Create technology boundaries. Don’t allow technology to get in the way of family time or be the cause of customer disservice.
Clearly share technology boundaries with others.
Here’s a good example:
The coaching industry has performed virtually since its inception in the 1980’s. We meet with clients via online session calls. Our marketing started with us teaching using audio conferences. We marketed online by posting articles to our websites, even before blogs came into existence, and online books or eBooks.
As a coach, it was customary for me to ask clients to call me at their scheduled session time. After all, I would be in my home office, but my client could be sitting on the beach during our session! That model, taught to me at CoachU, where I was trained, worked very well for about 5 years.
Every few months I ask clients what I could be doing better or differently. “Barbara’s” response was to ask why she must call me.
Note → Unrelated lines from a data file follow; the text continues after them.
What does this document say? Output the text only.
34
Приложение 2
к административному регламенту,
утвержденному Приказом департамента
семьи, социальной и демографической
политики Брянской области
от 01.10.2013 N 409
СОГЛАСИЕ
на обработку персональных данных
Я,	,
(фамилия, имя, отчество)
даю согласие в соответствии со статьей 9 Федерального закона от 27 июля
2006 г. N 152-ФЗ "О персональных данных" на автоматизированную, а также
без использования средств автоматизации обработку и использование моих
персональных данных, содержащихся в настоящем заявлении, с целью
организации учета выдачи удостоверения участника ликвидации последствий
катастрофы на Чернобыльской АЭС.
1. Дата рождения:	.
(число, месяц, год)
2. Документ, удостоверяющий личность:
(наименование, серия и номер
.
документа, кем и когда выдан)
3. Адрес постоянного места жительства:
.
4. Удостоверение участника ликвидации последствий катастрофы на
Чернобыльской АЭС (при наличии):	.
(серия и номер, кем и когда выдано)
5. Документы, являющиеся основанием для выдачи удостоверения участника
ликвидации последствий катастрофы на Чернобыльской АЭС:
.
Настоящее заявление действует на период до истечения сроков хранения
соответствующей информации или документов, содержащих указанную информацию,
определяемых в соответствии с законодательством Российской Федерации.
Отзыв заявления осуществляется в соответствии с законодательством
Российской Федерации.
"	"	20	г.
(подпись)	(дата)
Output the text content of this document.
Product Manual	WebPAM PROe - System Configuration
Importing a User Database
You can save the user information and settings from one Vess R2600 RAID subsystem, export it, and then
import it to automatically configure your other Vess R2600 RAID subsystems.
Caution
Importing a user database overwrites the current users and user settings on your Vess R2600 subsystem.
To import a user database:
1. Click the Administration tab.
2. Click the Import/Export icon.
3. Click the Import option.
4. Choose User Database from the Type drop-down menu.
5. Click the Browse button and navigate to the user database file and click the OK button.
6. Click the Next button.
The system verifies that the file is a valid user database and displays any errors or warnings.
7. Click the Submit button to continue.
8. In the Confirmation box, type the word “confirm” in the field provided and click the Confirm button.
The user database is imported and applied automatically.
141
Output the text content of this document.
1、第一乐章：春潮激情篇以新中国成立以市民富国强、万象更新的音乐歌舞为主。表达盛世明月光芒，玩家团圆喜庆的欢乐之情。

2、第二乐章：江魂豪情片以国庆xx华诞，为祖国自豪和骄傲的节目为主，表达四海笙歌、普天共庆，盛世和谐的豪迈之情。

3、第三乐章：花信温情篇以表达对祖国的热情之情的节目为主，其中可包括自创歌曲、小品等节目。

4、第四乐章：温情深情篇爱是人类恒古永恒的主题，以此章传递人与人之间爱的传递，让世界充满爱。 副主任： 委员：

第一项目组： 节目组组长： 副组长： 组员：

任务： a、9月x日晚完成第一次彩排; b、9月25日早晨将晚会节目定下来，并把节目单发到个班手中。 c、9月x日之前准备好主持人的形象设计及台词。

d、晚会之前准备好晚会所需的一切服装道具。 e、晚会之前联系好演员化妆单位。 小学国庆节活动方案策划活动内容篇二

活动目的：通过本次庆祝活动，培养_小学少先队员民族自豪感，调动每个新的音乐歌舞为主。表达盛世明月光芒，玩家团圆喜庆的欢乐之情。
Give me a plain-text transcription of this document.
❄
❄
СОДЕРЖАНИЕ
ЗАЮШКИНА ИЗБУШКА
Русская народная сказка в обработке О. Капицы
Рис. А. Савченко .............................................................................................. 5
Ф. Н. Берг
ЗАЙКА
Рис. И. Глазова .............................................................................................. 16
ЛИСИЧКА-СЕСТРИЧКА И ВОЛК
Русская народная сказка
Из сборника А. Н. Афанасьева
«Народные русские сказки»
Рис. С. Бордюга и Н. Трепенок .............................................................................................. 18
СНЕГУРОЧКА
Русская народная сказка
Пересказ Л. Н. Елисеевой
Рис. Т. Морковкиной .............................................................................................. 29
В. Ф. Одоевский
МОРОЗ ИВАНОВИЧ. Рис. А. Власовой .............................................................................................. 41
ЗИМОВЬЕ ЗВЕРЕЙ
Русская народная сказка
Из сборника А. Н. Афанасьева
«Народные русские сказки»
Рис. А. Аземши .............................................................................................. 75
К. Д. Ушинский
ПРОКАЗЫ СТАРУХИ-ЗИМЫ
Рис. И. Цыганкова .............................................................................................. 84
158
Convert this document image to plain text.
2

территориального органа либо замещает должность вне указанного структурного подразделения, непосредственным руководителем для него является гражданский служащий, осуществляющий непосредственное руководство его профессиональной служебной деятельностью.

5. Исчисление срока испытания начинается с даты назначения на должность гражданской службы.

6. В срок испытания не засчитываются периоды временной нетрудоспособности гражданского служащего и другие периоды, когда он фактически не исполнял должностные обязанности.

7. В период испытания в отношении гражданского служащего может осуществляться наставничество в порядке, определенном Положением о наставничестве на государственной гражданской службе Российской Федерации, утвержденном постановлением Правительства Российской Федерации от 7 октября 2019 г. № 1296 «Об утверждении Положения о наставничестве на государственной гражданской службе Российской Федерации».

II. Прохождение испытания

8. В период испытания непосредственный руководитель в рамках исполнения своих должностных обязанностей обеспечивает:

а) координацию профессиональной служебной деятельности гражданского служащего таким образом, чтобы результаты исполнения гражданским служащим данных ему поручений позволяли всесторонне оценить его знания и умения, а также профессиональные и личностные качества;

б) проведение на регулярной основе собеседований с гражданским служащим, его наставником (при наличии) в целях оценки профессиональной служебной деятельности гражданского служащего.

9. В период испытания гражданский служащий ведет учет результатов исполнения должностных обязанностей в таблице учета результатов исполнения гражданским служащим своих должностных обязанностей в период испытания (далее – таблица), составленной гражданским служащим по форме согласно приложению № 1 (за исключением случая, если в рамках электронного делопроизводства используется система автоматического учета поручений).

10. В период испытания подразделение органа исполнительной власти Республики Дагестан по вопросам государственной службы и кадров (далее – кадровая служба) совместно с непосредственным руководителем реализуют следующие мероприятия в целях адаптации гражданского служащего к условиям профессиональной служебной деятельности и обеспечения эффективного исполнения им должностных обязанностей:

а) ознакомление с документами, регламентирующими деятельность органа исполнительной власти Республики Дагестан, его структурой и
Why can’t I call her?
I hadn’t thought about calling her. I was using the model I had learned.
Right then and there I realized that something must change. Today, I give clients the option. Of course, Barbara was very happy, too!
Improving productivity by using technology is great, but not when it’s done at the loss of customer service.
Here are a few ways to create technology boundaries:
- Check your phone system. No one should be forced to listen to which of the 5 numbers they need to press in order to speak to a human or get something done with your firm. If your business phone system is set up this way, find ways to shorten the messages or have one person answer the phone and THEN switch to other employees. Let the first contact with your firm be personal.
- Everyone needs to learn how to transfer a call to another number without losing the call.
- If you request a caller’s phone number just in case the call is dropped, and the call is indeed dropped, call them back immediately.
- There should be a basket located near your office conference room specifically for all cell phones to be placed before meetings. You might want to try one in the kitchen of your home before meals, too!
- When you use a client scheduling system (more on them next month), don’t force clients to use it. Give them the option to call your office to schedule or use your online system (for their convenience).
Today, look at ways you can create boundaries with technology.
Ask your clients what you can be doing better or what changes they’d like you to make. Then take their advice – even if the whole industry does it “your way”.